SREDIM is a method of task analysis. It is an acronym derived from the words select, record, examine, develop, install/implement and maintain. This problem solving method's analysis system can be used to analyze any process to determine parts of the process which are inefficient, or can be improved.

Select
Choose the parts of the process to study, identifying bottlenecks, and data to collect etc.
The "bottleneck" is not necessarily just a pinch point in the work flow typically found in production processes.
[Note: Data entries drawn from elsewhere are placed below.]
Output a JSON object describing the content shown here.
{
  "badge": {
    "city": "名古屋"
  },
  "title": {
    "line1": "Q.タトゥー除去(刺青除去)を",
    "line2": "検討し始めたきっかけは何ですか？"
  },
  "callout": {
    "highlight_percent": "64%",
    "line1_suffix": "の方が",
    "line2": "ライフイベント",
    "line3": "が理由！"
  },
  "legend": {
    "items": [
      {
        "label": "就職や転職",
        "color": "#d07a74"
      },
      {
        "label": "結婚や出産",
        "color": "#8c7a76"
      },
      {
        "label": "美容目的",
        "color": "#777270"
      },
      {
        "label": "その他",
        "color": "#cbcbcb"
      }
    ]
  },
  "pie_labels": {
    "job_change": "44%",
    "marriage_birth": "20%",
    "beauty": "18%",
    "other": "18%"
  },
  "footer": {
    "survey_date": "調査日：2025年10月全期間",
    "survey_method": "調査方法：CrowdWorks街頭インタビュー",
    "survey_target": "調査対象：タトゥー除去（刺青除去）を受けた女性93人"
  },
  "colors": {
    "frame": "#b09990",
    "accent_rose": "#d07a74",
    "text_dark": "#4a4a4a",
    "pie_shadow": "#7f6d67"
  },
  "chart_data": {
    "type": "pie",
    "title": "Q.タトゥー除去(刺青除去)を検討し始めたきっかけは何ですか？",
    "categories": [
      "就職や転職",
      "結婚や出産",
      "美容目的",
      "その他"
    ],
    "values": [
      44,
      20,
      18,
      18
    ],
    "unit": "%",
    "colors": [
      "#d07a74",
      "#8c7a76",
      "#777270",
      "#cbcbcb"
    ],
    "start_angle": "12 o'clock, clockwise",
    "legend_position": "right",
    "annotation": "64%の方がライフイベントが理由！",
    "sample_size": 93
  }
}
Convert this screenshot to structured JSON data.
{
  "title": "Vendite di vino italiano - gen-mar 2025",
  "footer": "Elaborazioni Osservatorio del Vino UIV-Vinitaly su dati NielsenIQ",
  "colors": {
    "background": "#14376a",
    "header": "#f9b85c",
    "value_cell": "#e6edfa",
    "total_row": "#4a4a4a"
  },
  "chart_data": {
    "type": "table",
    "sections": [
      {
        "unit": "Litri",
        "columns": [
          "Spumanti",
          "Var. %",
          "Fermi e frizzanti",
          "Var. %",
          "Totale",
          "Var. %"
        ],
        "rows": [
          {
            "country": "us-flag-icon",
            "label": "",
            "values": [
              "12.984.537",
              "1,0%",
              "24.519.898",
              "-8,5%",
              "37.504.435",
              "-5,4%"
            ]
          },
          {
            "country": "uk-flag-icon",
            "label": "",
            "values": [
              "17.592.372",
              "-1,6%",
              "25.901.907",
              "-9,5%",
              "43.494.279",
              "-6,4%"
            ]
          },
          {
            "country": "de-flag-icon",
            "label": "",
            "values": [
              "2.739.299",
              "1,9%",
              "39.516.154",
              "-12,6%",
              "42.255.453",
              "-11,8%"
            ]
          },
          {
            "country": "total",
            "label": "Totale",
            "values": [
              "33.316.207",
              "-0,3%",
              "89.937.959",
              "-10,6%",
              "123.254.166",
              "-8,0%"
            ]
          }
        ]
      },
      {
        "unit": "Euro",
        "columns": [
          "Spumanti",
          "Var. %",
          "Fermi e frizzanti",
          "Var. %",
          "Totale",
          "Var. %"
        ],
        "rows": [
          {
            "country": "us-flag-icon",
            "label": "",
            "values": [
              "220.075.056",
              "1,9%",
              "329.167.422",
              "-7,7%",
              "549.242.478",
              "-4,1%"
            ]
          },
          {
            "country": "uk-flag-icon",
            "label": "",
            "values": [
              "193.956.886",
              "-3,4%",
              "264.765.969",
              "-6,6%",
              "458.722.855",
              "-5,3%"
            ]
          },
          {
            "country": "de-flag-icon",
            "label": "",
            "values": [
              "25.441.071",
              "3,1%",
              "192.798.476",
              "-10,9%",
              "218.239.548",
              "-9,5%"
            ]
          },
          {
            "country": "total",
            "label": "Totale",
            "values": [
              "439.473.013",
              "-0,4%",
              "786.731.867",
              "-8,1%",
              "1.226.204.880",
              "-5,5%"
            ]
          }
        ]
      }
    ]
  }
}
It can also be identified as any task or part of the process that falls below the anticipated or predetermined standard.

Therefore, we must also consider, poor quality, imbalance in work content between processes (typical on textile production lines), lack of raw material supply, machine malfunction, lack of meaningful standard operating procedures or adequate training.

We need to consider all of the above in the "selection" process, i.e. something that is affecting the normal function of the system or task under review.

Record
This part of the process is based around taking details of the different parts of the process which is to be studied, as defined in part 1. Record the facts and differentiate between facts, assumptions, and opinions.

Examine
Analyse the data that you have collected and apply another acronym to it, PPSPM:

Develop
When you have identified the problems and issues, this is the stage to create a new method or process based on data collected. Develop an alternative solution.

Install or Implement
The new method which has been put together must be costed and installed for it to work

Maintain
While it takes a lot of effort to create a new method, for it to continue working, processes must be put in place to ensure that the system continues working.